1885 Hunter & Sands photographic gun
One of the earliest gun cameras was manufactured by Hunter & Sands way back in 1885! The company was founded in 1874 and initially known as Hunter & Sands before changing it to Sands & Hunter in 1883 . The company traded right up to the late 1950s. Patents issued in the 1880s were in the names of C. Sands, H.C. Sands and John James Hunter. The longer, two-handed design meant it could take a steadier image than the Revolver Camera of the time. It could also take 18 images before being reloaded, a significant increase from the four image limit of the Revolver Camera. What makes this interesting to me is that both take inspiration from gun technology in attempts to improve the camera’s abilities. From the 1880s, hand-held exposures became possible for the first time because of the introduction of gelatin-silver bromide emulsion plates. For the first time, the photographer could snatch a picture of a person without his/her agreement or participation. With the snapshot camera anyone at any time could be the victim of an embarrassing or incriminating picture. And the amateur knew and capitalised on this fact. It became the rage to candidly capture unsuspecting people in awkward poses. In that regard nothing much has changed since the 1800s.
Pic Credit © National Media Museum / Science & Society Picture Library - All rights reserved.
A mobile photographer could ignore the restraints of common decency and good manners. The public retaliated by writing irate letters to the press, calling for a law banning photography in public, forming vigilante groups to "protect" decent citizens from the outrages against proper behaviour perpetrated by what they considered "smug" photographers even going so far as to advocate violence against their equipment, and person. Photographers fought back. in journals encouraging the enthusiastic amateur to "take the precaution to carry a thick stick as part of their equipment, otherwise they may find their cameras reduced to a wreck in consequence of their inability to defend themselves. At that time the growing fascination for snapshots of strangers had given rise to a vociferous anti-photography movement in the early 1880s. Sands' rifle stocked camera gun, aimed at people in public, was not likely to dispel the growing notion that photographers were callous, uncaring aggressors. "One writer advocated its use stating "that a small revolver may on occasion be a not altogether undesirable addition to the kit; or perhaps some enterprising inventor will combine 'a shooting instrument with a shutter. " A means to intimidate the public back then perhaps?

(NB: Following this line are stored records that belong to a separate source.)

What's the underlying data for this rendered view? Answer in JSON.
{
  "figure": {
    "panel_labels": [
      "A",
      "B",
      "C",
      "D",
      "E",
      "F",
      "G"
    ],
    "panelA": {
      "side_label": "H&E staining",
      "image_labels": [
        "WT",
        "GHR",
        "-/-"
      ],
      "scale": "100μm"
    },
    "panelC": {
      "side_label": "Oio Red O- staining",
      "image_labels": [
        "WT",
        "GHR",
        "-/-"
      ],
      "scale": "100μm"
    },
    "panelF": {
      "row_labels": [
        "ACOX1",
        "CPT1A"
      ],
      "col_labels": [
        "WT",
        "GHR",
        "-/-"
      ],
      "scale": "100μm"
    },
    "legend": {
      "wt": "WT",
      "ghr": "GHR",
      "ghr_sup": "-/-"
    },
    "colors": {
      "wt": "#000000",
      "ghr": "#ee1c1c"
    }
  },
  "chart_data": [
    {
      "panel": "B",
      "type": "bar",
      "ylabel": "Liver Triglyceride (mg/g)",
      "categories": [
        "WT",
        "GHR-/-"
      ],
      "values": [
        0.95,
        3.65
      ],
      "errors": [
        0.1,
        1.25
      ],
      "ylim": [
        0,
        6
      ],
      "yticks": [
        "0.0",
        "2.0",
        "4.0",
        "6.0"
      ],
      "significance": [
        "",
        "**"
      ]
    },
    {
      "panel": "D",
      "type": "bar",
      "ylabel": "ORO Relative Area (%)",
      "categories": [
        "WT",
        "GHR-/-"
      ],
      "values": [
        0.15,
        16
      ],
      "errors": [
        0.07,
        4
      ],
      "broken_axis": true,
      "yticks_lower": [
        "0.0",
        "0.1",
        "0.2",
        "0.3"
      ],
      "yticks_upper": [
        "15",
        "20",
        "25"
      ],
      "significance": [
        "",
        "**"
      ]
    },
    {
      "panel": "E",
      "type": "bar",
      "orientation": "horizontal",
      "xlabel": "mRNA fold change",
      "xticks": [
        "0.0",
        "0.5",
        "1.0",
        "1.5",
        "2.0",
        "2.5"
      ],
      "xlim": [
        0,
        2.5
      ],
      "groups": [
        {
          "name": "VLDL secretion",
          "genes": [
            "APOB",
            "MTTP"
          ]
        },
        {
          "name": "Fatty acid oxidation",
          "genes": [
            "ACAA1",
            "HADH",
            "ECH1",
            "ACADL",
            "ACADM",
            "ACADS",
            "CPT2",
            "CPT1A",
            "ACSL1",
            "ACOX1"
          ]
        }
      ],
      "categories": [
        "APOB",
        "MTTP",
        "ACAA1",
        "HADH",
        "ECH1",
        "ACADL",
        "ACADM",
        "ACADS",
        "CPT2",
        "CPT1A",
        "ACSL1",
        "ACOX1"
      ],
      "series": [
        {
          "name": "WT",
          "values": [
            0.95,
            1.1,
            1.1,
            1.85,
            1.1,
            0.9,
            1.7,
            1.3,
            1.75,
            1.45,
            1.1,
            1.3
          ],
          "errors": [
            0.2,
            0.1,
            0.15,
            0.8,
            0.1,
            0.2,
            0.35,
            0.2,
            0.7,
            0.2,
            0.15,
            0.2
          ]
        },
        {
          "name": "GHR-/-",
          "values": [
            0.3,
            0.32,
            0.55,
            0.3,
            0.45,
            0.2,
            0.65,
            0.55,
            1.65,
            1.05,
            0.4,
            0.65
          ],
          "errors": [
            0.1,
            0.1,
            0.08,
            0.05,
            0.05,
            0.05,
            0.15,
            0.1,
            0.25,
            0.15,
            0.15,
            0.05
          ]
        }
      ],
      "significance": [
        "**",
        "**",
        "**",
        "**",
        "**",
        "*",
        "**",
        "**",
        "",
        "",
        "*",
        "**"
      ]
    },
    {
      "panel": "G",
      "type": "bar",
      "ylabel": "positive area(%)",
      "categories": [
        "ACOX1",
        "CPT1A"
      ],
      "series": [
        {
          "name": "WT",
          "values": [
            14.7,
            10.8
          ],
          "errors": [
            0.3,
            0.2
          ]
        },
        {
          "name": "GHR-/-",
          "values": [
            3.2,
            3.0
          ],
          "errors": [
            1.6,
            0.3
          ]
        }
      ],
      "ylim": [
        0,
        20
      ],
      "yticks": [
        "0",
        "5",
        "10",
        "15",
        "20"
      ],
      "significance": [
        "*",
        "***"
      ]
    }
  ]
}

With monopod of the 1800's?
To take a picture with this camera, it is held like a rifle and aimed through conventional gun sights, the image being viewed on a ground glass screen. One of the two cylinders behind the barrel holds 18 circular plates 1.5 inches (3.8cm) in. A plate is passed from the cylinder to the barrel where it can be exposed by operating a shutter. The exposed plate is then transferred to the second cylinder by rotating a circular plate.
A journal of the time, pointed out that its "extremely murderous appearance might cause the user to be subject to rather unceremonious treatment if he were endeavouring to secure a portrait of an Irish landlord or of the Queen. ' (The Photographic News, 9 December 1881, p. 588. This report also contains a clear drawing of the photographic gun.